Others are more baffling: Helen Keller, Jack London, Hemingway and Theodore Dreiser. In February 1933, in a letter to Stefan Zweig, Roth wrote: “The
barbarians have taken over. Do not deceive yourself. Hell reigns.”
That
September, in the French magazine Cahiers Juif, Roth published “The Auto-da-Fe of the Mind,” now collected in What I Saw: Reports From Berlin,
1920-1933 (trans. Michael Hoffman, 2002). Roth writes:
“Very few
observers anywhere in the world seem to have understood what the Third Reich’s
burning of books, the expulsion of Jewish writers, and all its other crazy
assaults on the intellect actually mean. The technical apotheosis of the
barbarians, the terrible march of the mechanized orangutans, armed with hand
grenades, poison gas, ammonia, and nitroglycerine, with gas masks and airplanes
. . . —all this means far more than the threatened and terrorized world seems
to realize: It must be understood. Let
me say it loud and clear: The European mind is capitulating. It is capitulating out of weakness, out of
sloth, out of apathy, out of lack of imagination (it will be the task of some
future generation to establish the reasons for this disgraceful capitulation).”
The burning
of books continues. On Friday in Portland, the spiritual descendants of
Goebbels and his young followers burned a pile of the ultimate Jewish book, The
Bible. One wonders how many of the arsonists have actually read it, or any book.

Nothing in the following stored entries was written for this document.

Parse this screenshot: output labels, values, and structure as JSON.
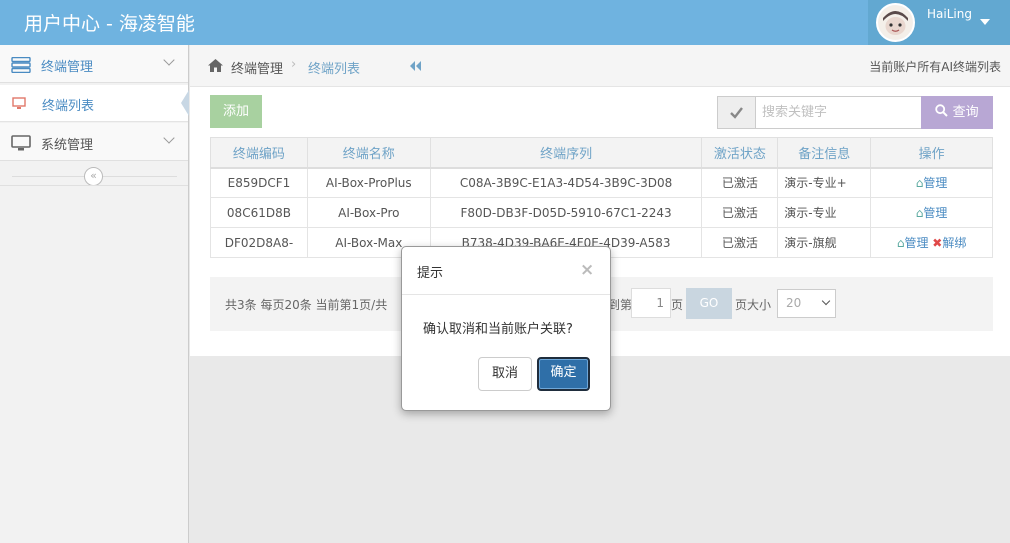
{
  "header": {
    "app_title": "用户中心 - 海凌智能",
    "user_name": "HaiLing"
  },
  "sidebar": {
    "items": [
      {
        "label": "终端管理",
        "icon": "server-icon",
        "expanded": true,
        "children": [
          {
            "label": "终端列表",
            "icon": "monitor-icon"
          }
        ]
      },
      {
        "label": "系统管理",
        "icon": "desktop-icon",
        "expanded": false
      }
    ]
  },
  "breadcrumb": {
    "level1": "终端管理",
    "level2": "终端列表",
    "right_text": "当前账户所有AI终端列表"
  },
  "toolbar": {
    "add_label": "添加",
    "search_placeholder": "搜索关键字",
    "search_label": "查询"
  },
  "table": {
    "headers": [
      "终端编码",
      "终端名称",
      "终端序列",
      "激活状态",
      "备注信息",
      "操作"
    ],
    "rows": [
      {
        "code": "E859DCF1",
        "name": "AI-Box-ProPlus",
        "serial": "C08A-3B9C-E1A3-4D54-3B9C-3D08",
        "status": "已激活",
        "note": "演示-专业+",
        "manage": "管理",
        "unbind": ""
      },
      {
        "code": "08C61D8B",
        "name": "AI-Box-Pro",
        "serial": "F80D-DB3F-D05D-5910-67C1-2243",
        "status": "已激活",
        "note": "演示-专业",
        "manage": "管理",
        "unbind": ""
      },
      {
        "code": "DF02D8A8-",
        "name": "AI-Box-Max",
        "serial": "B738-4D39-BA6E-4F0E-4D39-A583",
        "status": "已激活",
        "note": "演示-旗舰",
        "manage": "管理",
        "unbind": "解绑"
      }
    ]
  },
  "pager": {
    "summary": "共3条  每页20条  当前第1页/共",
    "di_label": "到第",
    "page_value": "1",
    "ye_label": "页",
    "go_label": "GO",
    "size_label": "页大小",
    "size_value": "20"
  },
  "modal": {
    "title": "提示",
    "close_glyph": "×",
    "message": "确认取消和当前账户关联?",
    "cancel_label": "取消",
    "ok_label": "确定"
  },
  "colors": {
    "header_bg": "#6fb3e0",
    "link": "#4a8bc2",
    "add_button": "#a8d1a0",
    "search_button": "#b8a7d4",
    "ok_button": "#2f6fa8"
  }
}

Roth writes: “If the books of Jewish or supposed Jewish authors are burned,
what is really set fire to is the Book of Books: the bible.”
I can’t imagine
myself into the wish to set fire to books, any books, even those I detest – Mein
Kampf, for instance, or Das Kapital. In Almansor: A Tragedy
(1823), Heinrich Heine composed his best-known and most prophetic sentence: Dort wo man Bücher
verbrennt, verbrennt man auch am Ende Menschen.
That is, “Wherever
books are burned, men in the end will also burn.”
3 comments:
Unless I miss my guess, Heine's books were also burned by the Nazis.
I've been thinking about this since yesterday. Your work is always entertaining and educational (for me anyway). At times, though, you are profound and important. This is one of those times. Thank you for writing this. I wish it could be broadcast more widely; but despair that, even then, many wouldn't understand.
The timing of your post is coincidental with my finishing Hitler’s First Hundred Days by Peter Fritzsche, which covers the time period from Jan 30 to Apr 8, 1933. The events of that period rhyme with the present a little more than is comforting.